Правда, на свою теперешнюю жизнь я особо не сетую. Кроме двух квартир в центре города, мне достался в наследство еще и «осколок» былой активности брата, а именно, около пятисот метров торговых площадей в хорошем районе.
Женька тоже хорохорится только на людях. Ее безмерно тяготит бесполезное существование, но шансы найти себе достойное применение в жизни у нее практически нулевые. Образования нет, опыта работы тоже. Она даже секретаршей не может пойти, поскольку не разбирается в компьютере, а перспектива его освоения вгоняет мою подругу в продолжительную депрессию. Остаются позиции официантки, продавщицы, уборщицы… Ну а те совсем не сочетаются с ее представлениями о социальном статусе.

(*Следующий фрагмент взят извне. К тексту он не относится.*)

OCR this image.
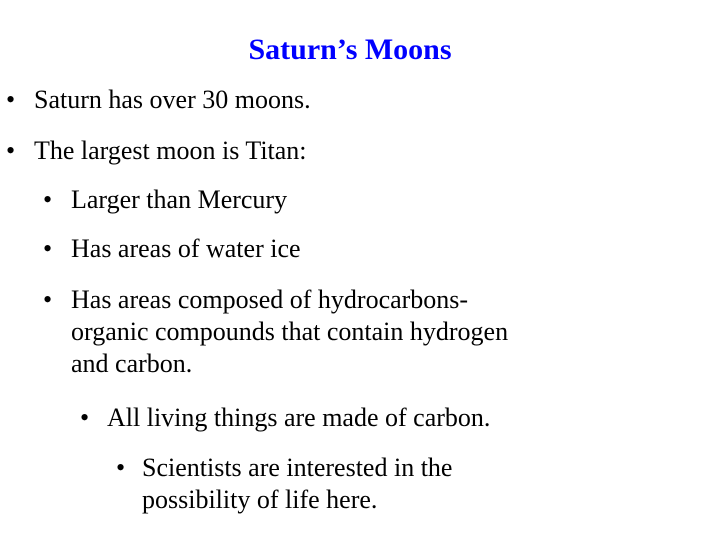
Saturn’s Moons
• Saturn has over 30 moons.
• The largest moon is Titan:
• Larger than Mercury
• Has areas of water ice
• Has areas composed of hydrocarbons-
organic compounds that contain hydrogen
and carbon.
• All living things are made of carbon.
• Scientists are interested in the
possibility of life here.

На фоне этого наша сегодняшняя дружба дает нам обеим ощущение внутренней гармонии. Я не чувствую одиночества, а Женька, радуясь моим успехам в работе, мнит себя причастной к общественно полезной деятельности. Правда, ссоримся мы регулярно. Мой здравый рассудок и флегматичность разбиваются о Женькин авантюризм, как морские волны о прибрежные скалы. К тому же она вечно меня поучает. Нетрудно догадаться, что особой радости это мне не доставляет, и изредка я вынуждена огрызаться.
Чтобы задобрить разобиженную Женьку на этот раз, мне пришлось достать из бара грузинское вино.
— Хватит дуться. Давай обмоем мою обновку!
Подруга перестала считать в окне ворон и, повернув голову, смерила бутылку одобрительным взглядом.
— Давай обмывать, — подала она голос, — но костюмчик все равно дерьмовый. Все же надо с тобой что-то делать. С твоим заплесневевшим имиджем я напрочь лишаюсь шансов накидаться шампанским на твоей свадьбе.
— Найдешь себе другой повод для попойки.
— Не хочу другого, — заупрямилась она. — Не желаю, слышишь?! Ты когда в последний раз встречалась с мужиком? Я уж не говорю, когда ты в последний раз…
— И не говори, — пресекла я дальнейшее развитие темы. — Обойдусь без твоей свечки возле постели.
— Свети свечкой, не свети — все равно никого в твоей постели днем с огнем не найдешь.
— Открыла Америку…
— Может, и не открыла. Но неужели у тебя на работе не имеется ни одного свободного мужчины?
— Почему ж не имеется? Есть пяток, как не быть.
— Ну вот! И куда ты смотришь?
— А никуда. Аспиранту Алеше двадцать три года, — принялась я оглашать список холостяков.
— Малолеток отметаем сразу.
— Еще есть заведующий кафедрой права…
— Уже теплее, юнцы кафедрами не заведуют, — обрадовалась Женька.
— Конечно, не заведуют, — согласилась я, — Дмитрию Александровичу далеко за семьдесят. Его младшая дочь старше нас лет на двадцать, но зато он вдовец. Что скажешь?